Mais même si on remonte bien avant cela, le cinéma s’est toujours servi du domaine de la psychiatrie, encore nouveau et très méconnu à l’époque, pour façonner des ambiances angoissantes et dérangeantes : dans La Fosse aux Serpents (Anatol Litvak, 1948) par exemple, l’asile psychiatrique est montré sous ses plus terribles aspects… Bien que Virginia trouve la voie de la guérison grâce à son psychanalyste, ce film n’en reste pas moins un parfait exemple.

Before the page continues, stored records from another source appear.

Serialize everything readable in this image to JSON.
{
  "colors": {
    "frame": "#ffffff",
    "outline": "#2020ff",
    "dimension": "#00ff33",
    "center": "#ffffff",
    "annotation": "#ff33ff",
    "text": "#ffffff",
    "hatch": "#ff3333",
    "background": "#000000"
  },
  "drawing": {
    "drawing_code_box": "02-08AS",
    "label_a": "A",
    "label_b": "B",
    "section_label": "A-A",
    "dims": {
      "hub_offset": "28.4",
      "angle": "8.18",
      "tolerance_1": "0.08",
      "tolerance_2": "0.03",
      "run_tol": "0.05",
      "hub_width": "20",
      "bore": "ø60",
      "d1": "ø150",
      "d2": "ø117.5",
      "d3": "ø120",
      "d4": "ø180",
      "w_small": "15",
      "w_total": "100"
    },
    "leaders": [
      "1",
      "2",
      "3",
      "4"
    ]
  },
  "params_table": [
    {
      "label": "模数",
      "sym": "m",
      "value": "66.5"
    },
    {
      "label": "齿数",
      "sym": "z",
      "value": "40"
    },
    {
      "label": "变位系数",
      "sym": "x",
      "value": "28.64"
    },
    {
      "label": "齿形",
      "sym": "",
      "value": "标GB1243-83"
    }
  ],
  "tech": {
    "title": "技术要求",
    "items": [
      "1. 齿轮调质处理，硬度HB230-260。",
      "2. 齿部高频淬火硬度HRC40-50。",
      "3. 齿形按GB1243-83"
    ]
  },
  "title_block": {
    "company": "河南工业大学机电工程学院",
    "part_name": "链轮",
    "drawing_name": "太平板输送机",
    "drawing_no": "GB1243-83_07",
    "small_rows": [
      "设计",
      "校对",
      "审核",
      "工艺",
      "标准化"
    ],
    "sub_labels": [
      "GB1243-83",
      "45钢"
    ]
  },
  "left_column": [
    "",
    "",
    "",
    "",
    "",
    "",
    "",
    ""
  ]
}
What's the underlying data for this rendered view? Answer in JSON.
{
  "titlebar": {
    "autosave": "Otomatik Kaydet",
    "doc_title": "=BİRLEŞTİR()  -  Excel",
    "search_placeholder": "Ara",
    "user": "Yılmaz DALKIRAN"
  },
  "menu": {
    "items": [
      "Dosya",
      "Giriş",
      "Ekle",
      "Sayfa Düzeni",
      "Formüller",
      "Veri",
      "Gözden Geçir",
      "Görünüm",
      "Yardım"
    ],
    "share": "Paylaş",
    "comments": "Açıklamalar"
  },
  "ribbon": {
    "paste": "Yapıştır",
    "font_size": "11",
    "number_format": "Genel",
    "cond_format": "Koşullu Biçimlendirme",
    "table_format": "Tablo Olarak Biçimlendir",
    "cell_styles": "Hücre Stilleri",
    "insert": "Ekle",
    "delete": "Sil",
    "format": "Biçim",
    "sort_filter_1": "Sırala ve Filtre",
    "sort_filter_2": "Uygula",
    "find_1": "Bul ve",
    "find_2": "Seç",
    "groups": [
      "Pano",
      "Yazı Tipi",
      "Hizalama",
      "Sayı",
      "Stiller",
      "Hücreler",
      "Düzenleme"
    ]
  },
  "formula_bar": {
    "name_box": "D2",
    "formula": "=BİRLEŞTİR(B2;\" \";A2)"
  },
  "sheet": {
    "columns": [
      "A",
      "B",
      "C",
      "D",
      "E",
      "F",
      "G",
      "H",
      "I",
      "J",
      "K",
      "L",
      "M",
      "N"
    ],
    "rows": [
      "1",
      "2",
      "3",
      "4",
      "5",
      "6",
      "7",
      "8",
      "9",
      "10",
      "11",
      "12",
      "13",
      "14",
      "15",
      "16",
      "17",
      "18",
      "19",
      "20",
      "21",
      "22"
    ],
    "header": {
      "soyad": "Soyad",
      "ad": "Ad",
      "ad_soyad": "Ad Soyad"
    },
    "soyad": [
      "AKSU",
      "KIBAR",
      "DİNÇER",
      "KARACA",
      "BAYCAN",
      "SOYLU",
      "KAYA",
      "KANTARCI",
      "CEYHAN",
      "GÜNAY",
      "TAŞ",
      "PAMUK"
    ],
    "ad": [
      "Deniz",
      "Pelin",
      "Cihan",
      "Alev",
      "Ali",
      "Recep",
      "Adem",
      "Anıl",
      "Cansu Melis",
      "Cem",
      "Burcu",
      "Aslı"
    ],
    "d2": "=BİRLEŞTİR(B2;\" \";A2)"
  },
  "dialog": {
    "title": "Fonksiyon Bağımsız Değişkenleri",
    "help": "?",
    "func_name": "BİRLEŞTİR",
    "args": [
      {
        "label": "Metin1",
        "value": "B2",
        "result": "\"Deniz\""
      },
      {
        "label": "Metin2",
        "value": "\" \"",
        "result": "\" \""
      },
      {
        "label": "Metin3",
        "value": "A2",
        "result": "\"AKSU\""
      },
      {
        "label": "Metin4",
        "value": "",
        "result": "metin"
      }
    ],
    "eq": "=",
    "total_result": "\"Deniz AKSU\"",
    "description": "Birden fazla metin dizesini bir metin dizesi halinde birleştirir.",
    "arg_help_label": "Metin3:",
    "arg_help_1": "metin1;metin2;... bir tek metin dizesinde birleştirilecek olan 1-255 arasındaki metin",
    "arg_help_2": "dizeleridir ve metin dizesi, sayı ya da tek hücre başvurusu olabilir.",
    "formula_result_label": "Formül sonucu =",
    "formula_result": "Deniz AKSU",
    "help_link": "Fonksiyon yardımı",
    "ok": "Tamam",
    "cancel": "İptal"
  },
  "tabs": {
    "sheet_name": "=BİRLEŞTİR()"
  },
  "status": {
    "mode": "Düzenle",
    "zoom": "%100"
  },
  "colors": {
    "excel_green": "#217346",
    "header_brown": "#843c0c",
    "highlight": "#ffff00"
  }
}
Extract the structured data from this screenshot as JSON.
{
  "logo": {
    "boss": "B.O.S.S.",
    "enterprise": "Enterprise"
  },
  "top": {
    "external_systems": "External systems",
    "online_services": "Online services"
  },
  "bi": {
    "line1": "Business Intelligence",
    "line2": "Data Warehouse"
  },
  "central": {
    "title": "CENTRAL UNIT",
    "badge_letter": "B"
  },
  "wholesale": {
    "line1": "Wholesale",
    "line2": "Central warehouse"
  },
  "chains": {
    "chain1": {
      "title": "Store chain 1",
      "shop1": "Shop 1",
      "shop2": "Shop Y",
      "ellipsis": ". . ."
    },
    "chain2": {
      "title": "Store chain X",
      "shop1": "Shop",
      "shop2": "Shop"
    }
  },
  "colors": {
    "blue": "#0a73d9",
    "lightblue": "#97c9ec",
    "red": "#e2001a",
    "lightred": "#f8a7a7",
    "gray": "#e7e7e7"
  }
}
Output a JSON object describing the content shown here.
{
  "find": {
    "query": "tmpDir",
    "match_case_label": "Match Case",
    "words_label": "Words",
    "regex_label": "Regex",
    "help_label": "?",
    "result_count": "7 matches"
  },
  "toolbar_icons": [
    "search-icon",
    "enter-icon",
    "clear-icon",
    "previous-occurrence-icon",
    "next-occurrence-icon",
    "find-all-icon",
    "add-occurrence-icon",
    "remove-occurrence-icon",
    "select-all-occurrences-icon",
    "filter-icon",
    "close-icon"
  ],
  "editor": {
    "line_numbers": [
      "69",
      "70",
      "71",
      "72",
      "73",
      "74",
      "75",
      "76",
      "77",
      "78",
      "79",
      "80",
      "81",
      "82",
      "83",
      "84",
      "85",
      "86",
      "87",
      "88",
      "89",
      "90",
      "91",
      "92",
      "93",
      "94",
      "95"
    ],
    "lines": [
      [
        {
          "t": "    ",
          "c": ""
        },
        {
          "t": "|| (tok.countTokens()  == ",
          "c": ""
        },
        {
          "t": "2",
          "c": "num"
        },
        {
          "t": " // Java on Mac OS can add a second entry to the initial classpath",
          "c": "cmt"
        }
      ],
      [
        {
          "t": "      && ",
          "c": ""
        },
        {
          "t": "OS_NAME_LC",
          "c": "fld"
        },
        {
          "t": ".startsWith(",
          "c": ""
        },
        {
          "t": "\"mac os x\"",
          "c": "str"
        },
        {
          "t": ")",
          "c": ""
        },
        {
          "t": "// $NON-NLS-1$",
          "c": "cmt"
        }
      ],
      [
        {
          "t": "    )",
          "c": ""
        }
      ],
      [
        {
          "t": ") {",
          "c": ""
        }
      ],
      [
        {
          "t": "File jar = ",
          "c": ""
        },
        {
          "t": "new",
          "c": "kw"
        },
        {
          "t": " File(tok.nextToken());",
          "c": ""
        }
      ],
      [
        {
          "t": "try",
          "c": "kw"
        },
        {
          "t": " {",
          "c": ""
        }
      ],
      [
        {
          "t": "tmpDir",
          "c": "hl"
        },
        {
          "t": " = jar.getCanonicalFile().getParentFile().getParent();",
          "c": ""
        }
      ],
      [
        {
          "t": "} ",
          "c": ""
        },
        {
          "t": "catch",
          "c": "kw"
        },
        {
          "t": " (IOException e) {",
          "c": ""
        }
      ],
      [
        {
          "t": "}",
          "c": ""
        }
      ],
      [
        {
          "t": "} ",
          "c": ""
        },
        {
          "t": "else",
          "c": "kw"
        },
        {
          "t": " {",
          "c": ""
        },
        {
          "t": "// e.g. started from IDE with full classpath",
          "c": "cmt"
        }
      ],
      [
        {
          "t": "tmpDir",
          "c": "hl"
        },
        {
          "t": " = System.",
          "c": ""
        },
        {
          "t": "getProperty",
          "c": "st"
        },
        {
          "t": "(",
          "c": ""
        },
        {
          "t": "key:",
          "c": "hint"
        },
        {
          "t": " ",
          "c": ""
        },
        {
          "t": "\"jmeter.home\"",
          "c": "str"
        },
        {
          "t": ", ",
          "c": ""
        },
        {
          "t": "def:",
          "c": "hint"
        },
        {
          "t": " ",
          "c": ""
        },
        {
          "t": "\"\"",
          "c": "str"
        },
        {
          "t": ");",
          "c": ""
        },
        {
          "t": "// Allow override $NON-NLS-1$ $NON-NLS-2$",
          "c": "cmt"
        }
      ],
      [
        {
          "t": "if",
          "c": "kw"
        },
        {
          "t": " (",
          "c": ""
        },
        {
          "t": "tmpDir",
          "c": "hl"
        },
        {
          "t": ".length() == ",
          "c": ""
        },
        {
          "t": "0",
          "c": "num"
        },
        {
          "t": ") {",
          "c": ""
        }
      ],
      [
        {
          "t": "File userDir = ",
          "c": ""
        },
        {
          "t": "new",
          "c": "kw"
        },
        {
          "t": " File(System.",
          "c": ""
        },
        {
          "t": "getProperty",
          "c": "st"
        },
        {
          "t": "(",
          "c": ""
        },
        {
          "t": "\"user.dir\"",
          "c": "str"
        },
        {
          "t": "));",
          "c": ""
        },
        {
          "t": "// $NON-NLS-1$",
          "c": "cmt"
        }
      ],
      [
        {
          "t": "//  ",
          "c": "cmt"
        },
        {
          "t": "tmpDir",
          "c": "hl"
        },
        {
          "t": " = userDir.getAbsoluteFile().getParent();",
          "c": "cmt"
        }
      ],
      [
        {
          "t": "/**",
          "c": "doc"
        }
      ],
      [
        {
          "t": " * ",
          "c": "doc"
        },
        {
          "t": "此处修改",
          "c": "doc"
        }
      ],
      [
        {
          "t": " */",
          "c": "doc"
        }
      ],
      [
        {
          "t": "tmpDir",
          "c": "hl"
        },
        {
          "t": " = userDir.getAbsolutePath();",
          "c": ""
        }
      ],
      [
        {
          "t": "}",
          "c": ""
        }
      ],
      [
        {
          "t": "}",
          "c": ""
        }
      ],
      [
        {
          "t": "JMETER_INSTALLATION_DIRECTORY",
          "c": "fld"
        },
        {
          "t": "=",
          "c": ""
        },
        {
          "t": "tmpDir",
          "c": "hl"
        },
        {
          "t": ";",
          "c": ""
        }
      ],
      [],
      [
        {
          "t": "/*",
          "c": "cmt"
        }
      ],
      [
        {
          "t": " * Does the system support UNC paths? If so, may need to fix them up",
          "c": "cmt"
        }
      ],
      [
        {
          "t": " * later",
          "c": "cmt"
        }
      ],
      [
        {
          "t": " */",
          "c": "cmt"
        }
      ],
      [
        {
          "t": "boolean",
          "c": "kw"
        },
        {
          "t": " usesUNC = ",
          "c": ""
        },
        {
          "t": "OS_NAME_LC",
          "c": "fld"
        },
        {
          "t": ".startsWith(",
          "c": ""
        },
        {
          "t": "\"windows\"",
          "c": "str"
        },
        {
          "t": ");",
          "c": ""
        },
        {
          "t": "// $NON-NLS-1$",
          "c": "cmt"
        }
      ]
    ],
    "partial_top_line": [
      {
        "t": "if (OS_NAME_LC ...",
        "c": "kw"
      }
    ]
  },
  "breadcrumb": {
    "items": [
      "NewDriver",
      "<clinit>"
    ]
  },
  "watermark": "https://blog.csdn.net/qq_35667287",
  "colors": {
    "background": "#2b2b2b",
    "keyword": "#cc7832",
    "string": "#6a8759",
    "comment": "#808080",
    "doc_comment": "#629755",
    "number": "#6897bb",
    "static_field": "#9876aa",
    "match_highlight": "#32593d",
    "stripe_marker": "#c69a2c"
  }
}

La Tête contre les Murs (Gorges Franju, 1959), Shock Corridor (Samuel Fuller, 1963), Family Life (Ken Loach, 1972), Vol au-dessus d'un Nid de Coucou (Milos Forman, 1975) sont des films qui vont quant à eux attaquer l'institution psychiatrique en dénonçant certaines méthodes. La démarche n’est cette fois pas seulement et purement horrifique, on constate clairement les enjeux de l’histoire, de ce qui nous est montré, et la réflexion vers laquelle les réalisateurs souhaitent nous emmener.
On constate donc que durant les années 70, l'institution psychiatrique focalise le mécontentement avec ses traitements inhumains. On pourra alors citer le célèbre Orange Mécanique, de Stanley Kubrick (1971), dans lequel le personnage d’Alex, adepte de musique classique et d’ultra-violence, subit un traitement appelé « technique Ludovico » qui consiste à le forcer à regarder, à l’aide d’écarquilleurs, des scènes de violences extrêmes en tout genre tandis qu’on lui administre des drogues lui provoquant d’intenses douleurs, afin qu’il finisse par associer la douleur ressentie aux images qu’il visualise, l’empêchant ainsi de s’adonner de nouveau à ses pratiques cruelles.
Car bien que le cinéma exploite les stéréotypes sur le milieu psychiatrique, il n’en reste pas moins que ce dernier a par le passé réellement employé et testé des méthodes inhumaines et cruelles sur certains patients souffrant de troubles très importants et très graves, pouvant mettre en danger son entourage. Il en va ainsi de la lobotomie ou de certains électrochocs, bien trop violents pour prétendre guérir quoique ce soit…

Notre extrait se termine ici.